With regard to the duration of treatment effect, the company retained its earlier argument and assumed an infinite duration of treatment effect for obinutuzumab. Furthermore, the new model assumed independent PFS extrapolations for high and intermediate FLIPI subgroups (thus using a non-proportional hazards assumption) and implemented vial sharing.

Biosimilar uptake for rituximab was not considered for the base case but was in scenario analyses. The company had based this assumption on the recent availability of a rituximab biosimilar, claiming that the branded product would currently constitute the majority of IV rituximab used.

This new analysis yielded an ICER below £20,000 per QALY gained, whereas scenarios considering different proportions of market shares and price reductions for rituximab biosimilar showed an ICER above £20,000 per QALY.

In reaction to the new company model, the ERG proposed a new (final) base case that assumed a treatment effect duration of 5 years, independent PFS extrapolations for high and intermediate FLIPI subgroups (thus using a non-proportional hazards assumption), no vial sharing, and a 65% update of biosimilar IV rituximab.

In the meanwhile, the company had also agreed on a new patient access scheme that would provide a further discount to the list price of obinutuzumab. The level of the discount is, however, commercial in confidence. The new ERG base case (including the new patient access scheme) yielded an ICER below £30,000 per QALY gained.

4.3 Final Appraisal Determination (FAD)

Due to the revised economic analyses focussing on higher-risk subgroups and a further discounted price for obinutuzumab and rituximab, the ICER was estimated to be below £30,000 per QALY gained. Hence, the AC issued new guidance. In March 2018, the FAD recommended obinutuzumab as an option for untreated advanced FL in adults, restricted to patients with a FLIPI score of 2 or more (as intended by the company’s revised model), provided that the company would grant the negotiated simple price discount in the revised patient access scheme. Just as in the ACD, the recommendation was not intended to affect patients that had already started treatment with obinutuzumab before the guidance was published. For these patients no change in funding arrangements would take place.

5 Conclusions

This STA demonstrates that even an ICER of below £20,000 per QALY gained, as in the first company submission, is no guarantee for a positive recommendation by NICE. In fact, a high degree of uncertainty in the evidence base of the cost-effectiveness model might lead to a negative decision by NICE, even when the ERG’s base case is below the £30,000 per QALY gained threshold. Instead, NICE also values the degree of uncertainty that, in this case, was expressed by some initial ERG scenarios yielding and an ICER close to and above the £30,000 threshold.

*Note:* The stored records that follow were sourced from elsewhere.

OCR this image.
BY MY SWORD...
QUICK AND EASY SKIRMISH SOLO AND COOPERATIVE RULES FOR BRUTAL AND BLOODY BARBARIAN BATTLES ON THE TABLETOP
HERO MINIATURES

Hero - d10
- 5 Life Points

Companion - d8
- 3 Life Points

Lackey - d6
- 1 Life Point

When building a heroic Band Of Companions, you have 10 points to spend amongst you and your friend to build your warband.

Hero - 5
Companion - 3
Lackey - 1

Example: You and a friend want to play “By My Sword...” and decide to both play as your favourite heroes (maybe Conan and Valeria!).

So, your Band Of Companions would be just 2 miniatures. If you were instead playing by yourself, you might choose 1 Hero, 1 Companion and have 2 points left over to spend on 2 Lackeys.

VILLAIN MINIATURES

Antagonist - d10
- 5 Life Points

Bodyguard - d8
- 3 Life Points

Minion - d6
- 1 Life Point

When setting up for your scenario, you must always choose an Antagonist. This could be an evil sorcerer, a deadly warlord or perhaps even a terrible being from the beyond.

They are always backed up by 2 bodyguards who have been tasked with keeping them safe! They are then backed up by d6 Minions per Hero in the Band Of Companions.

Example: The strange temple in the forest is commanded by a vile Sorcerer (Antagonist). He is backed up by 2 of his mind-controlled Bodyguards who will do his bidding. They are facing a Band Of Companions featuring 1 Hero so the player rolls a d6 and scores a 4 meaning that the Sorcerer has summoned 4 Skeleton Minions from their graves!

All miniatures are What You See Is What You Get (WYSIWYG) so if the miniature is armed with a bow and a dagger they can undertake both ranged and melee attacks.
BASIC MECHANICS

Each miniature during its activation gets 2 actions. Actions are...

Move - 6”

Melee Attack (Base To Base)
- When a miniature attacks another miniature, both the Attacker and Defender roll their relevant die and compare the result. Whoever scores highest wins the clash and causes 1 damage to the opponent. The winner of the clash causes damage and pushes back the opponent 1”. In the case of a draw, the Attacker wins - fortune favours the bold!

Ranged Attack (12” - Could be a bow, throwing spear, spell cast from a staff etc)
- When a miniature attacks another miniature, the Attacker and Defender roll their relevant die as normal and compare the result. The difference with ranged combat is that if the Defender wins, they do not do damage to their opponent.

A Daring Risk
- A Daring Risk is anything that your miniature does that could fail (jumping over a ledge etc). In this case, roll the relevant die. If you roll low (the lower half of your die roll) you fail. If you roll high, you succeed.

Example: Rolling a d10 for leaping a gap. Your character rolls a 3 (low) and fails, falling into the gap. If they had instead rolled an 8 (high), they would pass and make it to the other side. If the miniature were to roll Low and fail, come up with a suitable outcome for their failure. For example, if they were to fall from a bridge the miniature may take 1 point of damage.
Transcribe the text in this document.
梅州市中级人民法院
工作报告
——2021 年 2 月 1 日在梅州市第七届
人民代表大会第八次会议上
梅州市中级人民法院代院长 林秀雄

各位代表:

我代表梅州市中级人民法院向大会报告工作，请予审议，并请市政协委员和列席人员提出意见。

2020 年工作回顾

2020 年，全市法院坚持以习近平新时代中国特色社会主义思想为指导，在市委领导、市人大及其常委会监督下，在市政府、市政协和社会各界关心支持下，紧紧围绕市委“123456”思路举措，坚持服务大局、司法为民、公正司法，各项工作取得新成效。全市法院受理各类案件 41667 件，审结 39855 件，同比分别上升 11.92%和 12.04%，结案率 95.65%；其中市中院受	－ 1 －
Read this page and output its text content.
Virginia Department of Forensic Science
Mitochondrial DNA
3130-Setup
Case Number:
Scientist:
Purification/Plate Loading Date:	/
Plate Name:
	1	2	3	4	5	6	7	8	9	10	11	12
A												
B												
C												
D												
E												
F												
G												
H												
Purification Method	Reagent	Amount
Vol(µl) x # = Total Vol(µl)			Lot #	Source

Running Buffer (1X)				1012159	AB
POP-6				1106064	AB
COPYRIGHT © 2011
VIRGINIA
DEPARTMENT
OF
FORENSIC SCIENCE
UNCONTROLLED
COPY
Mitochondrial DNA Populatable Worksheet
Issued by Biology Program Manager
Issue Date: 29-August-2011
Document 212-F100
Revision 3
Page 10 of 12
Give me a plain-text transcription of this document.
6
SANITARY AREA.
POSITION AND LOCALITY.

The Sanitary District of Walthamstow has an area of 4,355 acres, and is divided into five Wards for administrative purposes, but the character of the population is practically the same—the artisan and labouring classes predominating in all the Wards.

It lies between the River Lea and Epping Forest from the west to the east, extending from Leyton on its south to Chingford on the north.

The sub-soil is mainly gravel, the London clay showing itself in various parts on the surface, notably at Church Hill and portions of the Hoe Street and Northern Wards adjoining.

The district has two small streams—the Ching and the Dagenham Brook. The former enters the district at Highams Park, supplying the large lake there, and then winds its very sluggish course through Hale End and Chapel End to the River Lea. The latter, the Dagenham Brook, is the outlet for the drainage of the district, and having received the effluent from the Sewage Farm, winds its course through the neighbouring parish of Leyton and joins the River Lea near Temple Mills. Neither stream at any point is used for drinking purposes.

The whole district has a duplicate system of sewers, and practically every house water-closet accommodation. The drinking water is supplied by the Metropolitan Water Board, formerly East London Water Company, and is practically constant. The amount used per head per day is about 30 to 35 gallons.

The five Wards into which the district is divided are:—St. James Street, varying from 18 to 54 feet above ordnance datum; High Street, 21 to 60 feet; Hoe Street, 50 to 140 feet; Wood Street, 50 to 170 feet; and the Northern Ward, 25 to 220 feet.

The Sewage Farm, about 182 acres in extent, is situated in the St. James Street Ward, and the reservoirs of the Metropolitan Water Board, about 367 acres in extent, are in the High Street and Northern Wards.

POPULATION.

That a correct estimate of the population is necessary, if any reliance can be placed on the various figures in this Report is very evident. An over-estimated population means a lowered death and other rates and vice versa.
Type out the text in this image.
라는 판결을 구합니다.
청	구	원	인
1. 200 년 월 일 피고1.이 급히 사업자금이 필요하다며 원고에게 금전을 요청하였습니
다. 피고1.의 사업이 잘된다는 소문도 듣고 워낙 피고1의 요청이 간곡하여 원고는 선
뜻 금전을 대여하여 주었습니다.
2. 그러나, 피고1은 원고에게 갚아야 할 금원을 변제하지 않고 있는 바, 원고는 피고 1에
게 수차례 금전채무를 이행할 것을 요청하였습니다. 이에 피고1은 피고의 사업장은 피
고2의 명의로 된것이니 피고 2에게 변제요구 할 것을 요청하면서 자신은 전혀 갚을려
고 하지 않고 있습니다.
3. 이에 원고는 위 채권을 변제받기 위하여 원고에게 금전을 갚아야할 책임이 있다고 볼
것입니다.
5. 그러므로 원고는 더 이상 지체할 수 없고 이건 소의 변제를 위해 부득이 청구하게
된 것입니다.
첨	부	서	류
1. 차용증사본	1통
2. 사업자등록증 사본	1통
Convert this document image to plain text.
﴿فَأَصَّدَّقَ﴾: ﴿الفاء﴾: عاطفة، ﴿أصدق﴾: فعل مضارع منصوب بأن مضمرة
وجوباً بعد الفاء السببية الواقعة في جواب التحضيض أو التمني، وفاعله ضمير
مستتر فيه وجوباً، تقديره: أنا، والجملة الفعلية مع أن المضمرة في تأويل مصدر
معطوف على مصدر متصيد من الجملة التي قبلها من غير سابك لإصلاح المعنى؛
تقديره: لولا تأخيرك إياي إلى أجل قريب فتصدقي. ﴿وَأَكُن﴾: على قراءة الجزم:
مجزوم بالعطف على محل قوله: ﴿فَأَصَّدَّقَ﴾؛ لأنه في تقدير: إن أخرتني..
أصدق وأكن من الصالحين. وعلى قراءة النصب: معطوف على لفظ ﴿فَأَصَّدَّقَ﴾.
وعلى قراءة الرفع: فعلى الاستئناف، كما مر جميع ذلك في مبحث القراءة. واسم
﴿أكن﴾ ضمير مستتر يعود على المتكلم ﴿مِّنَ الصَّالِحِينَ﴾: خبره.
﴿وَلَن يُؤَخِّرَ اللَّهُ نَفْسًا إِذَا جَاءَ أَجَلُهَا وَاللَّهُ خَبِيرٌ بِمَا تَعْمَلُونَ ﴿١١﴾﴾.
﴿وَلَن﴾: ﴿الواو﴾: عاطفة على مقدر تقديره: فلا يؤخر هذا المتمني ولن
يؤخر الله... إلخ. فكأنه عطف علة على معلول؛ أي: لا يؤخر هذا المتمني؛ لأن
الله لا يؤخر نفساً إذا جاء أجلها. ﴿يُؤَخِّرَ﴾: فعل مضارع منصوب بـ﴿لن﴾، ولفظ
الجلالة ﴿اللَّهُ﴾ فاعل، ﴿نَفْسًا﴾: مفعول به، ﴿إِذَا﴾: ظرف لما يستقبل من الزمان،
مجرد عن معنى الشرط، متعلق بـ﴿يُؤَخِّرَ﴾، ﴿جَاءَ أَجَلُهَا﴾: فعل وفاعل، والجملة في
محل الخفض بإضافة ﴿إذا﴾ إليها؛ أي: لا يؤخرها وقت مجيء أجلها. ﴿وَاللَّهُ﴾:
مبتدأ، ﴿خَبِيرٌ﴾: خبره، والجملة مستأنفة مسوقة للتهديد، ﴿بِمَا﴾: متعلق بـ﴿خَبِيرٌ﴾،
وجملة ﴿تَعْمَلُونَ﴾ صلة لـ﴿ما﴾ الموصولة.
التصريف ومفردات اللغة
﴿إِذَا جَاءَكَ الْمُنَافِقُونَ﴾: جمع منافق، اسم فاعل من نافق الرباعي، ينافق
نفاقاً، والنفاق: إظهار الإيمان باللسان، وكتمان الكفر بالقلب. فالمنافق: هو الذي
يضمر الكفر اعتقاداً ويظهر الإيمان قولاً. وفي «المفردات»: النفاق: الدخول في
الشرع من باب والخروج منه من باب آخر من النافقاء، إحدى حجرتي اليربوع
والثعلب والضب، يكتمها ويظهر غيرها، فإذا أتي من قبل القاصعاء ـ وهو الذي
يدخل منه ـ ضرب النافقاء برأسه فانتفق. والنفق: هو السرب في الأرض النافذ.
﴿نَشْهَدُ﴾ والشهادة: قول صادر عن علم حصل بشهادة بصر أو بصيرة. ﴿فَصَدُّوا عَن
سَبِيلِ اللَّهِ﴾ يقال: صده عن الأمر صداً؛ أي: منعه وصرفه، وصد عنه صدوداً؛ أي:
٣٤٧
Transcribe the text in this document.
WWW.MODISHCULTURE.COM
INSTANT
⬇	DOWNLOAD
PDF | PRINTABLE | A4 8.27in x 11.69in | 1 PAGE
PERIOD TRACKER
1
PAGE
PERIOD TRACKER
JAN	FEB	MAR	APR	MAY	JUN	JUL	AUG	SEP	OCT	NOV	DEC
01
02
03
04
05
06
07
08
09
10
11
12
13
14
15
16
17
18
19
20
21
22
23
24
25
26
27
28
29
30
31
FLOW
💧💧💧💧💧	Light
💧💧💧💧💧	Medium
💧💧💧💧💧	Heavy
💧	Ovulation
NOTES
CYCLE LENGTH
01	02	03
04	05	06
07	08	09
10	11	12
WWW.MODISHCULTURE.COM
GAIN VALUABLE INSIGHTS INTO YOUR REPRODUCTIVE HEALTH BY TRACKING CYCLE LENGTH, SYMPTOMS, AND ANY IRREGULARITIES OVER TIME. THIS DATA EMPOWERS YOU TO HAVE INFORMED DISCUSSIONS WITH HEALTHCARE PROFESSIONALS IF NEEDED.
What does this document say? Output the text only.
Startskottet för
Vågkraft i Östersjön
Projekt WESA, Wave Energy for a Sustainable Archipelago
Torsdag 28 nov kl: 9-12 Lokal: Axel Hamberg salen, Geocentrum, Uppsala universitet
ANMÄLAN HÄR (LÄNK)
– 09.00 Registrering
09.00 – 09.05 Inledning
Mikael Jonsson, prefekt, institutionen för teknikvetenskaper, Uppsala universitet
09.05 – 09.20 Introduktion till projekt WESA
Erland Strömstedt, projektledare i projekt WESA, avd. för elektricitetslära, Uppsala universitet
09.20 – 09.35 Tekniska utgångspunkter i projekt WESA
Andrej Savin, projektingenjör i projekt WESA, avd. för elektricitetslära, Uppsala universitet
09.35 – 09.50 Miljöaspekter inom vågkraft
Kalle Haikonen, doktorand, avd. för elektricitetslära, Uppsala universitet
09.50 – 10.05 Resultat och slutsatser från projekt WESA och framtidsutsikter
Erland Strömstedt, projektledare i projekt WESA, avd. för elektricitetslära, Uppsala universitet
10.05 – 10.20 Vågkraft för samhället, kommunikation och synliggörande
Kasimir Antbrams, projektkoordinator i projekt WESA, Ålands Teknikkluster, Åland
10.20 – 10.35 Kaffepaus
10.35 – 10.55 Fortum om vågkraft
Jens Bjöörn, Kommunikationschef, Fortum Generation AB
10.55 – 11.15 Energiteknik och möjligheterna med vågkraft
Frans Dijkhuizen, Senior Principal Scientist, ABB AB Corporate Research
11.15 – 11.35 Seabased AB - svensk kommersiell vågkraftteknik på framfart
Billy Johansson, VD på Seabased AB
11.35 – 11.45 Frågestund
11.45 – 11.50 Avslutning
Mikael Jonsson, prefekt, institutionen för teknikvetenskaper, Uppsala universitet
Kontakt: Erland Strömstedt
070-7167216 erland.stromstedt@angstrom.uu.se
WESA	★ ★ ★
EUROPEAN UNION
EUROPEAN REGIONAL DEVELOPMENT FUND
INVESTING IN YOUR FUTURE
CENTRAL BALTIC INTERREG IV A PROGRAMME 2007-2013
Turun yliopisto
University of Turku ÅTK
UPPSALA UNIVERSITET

For this submission, the AC’s major concerns were on the degree of uncertainty of the various cost-effectiveness model input parameters, particularly the treatment effect duration. Although in this STA most of these parameters were based on an RCT, the immaturity of its results did not allow for robust estimates concerning the long-term effects of obinutuzumab on PFS. Furthermore, the AC acknowledged both cheaper prices and higher uptake of rituximab biosimilars. This was based on the 2017–2019 prescribed services commissioning for quality and innovation (CQUIN), issued by NHS England, encouraging the use of biosimilar products to reduce the costs of medicines [30]. Consequently, the AC had assumed that most commissioners in England would prefer to purchase cheaper biosimilar versions rather than branded drugs.

Narrowing down the treatment indication to patients with a FLIPI score of 2 or higher, as well as providing a further discount on the price for obinutuzumab, could reduce the degree of decision uncertainty to the extent that the AC could issue a positive recommendation. This final decision deviates from the originally intended patient group proposed by the company (no FLIPI score thresholds). Hence, when considering the scope of the first CS, NICE adopted a ‘restricted’ or ‘optimised’ decision to provide access to obinutuzumab while concomitantly reducing the decision uncertainty [31, 32].